一. 前言

NetDiscovery 是本人開發的一款基於 Vert.x、RxJava 2 等框架實現的通用爬蟲框架。它包含了豐富的特性。

二. 多線程的使用

NetDiscovery 雖然藉助了 RxJava 2 來實現線程的切換，仍然有大量使用多線程的場景。本文列舉一些爬蟲框架常見的多線程使用場景。

2.1 爬蟲的暫停、恢復

暫停和恢復是最常見的爬蟲使用場景，這裏藉助 CountDownLatch 類實現。

CountDownLatch是一個同步工具類，它允許一個或多個線程一直等待，直到其他線程的操作執行完後再執行。

暫停方法會初始化一個 CountDownLatch 類 pauseCountDown，並設置它的計數值爲1。

恢復方法會執行 pauseCountDown 的 countDown() ，正好它的計數到達零。

    /**
     * 爬蟲暫停，當前正在抓取的請求會繼續抓取完成，之後的請求會等到resume的調用才繼續抓取
     */
    public void pause() {
        this.pauseCountDown = new CountDownLatch(1);
        this.pause = true;
        stat.compareAndSet(SPIDER_STATUS_RUNNING, SPIDER_STATUS_PAUSE);
    }

    /**
     * 爬蟲重新開始
     */
    public void resume() {

        if (stat.get() == SPIDER_STATUS_PAUSE
                && this.pauseCountDown!=null) {

            this.pauseCountDown.countDown();
            this.pause = false;
            stat.compareAndSet(SPIDER_STATUS_PAUSE, SPIDER_STATUS_RUNNING);
        }
    }

從消息隊列中取出爬蟲的 Request 時，會先判斷是否需要暫停爬蟲的行爲，如果需要暫停則執行 pauseCountDown 的 await()。await() 會使線程一直受阻塞，也就是暫停爬蟲的行爲，直到 CountDownLatch 的計數爲0，此時正好能夠恢復爬蟲運行的狀態。

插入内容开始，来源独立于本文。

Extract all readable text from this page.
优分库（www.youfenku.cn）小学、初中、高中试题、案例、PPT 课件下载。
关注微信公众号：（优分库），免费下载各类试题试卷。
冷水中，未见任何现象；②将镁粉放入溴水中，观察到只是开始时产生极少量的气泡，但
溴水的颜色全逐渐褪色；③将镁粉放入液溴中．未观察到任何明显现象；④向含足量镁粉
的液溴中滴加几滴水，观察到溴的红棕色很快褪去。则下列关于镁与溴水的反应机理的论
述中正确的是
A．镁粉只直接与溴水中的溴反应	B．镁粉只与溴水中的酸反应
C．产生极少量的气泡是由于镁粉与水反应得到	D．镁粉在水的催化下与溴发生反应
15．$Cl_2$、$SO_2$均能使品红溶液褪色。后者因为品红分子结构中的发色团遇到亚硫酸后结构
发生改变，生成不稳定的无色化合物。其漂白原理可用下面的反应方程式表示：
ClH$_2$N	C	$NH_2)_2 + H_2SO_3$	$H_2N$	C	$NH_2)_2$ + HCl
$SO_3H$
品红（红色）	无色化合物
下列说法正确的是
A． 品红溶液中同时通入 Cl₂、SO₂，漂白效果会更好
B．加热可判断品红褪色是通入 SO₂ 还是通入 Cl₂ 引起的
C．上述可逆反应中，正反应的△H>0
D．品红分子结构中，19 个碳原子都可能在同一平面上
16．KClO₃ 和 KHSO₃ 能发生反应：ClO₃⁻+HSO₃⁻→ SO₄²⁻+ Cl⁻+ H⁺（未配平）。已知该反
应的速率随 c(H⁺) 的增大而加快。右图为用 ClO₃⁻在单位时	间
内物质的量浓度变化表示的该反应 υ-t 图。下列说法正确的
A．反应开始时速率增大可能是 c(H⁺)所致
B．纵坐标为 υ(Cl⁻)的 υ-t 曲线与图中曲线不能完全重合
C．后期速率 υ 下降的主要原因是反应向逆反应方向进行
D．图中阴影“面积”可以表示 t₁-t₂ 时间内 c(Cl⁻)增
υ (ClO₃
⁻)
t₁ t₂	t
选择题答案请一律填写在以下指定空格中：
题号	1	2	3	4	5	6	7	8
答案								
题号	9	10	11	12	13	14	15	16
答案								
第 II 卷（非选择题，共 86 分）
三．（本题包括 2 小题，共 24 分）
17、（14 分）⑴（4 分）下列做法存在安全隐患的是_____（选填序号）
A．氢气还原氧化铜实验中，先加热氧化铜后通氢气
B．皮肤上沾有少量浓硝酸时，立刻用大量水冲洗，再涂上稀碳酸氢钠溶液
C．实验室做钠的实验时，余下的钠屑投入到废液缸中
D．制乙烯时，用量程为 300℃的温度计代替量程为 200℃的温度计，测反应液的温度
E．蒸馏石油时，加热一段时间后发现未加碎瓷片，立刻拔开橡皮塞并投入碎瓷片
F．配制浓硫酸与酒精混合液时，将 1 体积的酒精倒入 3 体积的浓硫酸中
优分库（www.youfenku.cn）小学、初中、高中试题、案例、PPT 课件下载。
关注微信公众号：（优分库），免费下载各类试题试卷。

        while (getSpiderStatus() != SPIDER_STATUS_STOPPED) {

            //暫停抓取
            if (pause && pauseCountDown!=null) {
                try {
                    this.pauseCountDown.await();
                } catch (InterruptedException e) {
                    log.error("can't pause : ", e);
                }

                initialDelay();
            }
            // 從消息隊列中取出request
           final Request request = queue.poll(name);
           ......
      }

2.2 多緯度控制爬取速度

下圖反映了單個爬蟲的流程。

如果爬蟲爬取速度太快一定會被對方系統識別，NetDiscovery 可以通過限速來實現基本的反反爬蟲。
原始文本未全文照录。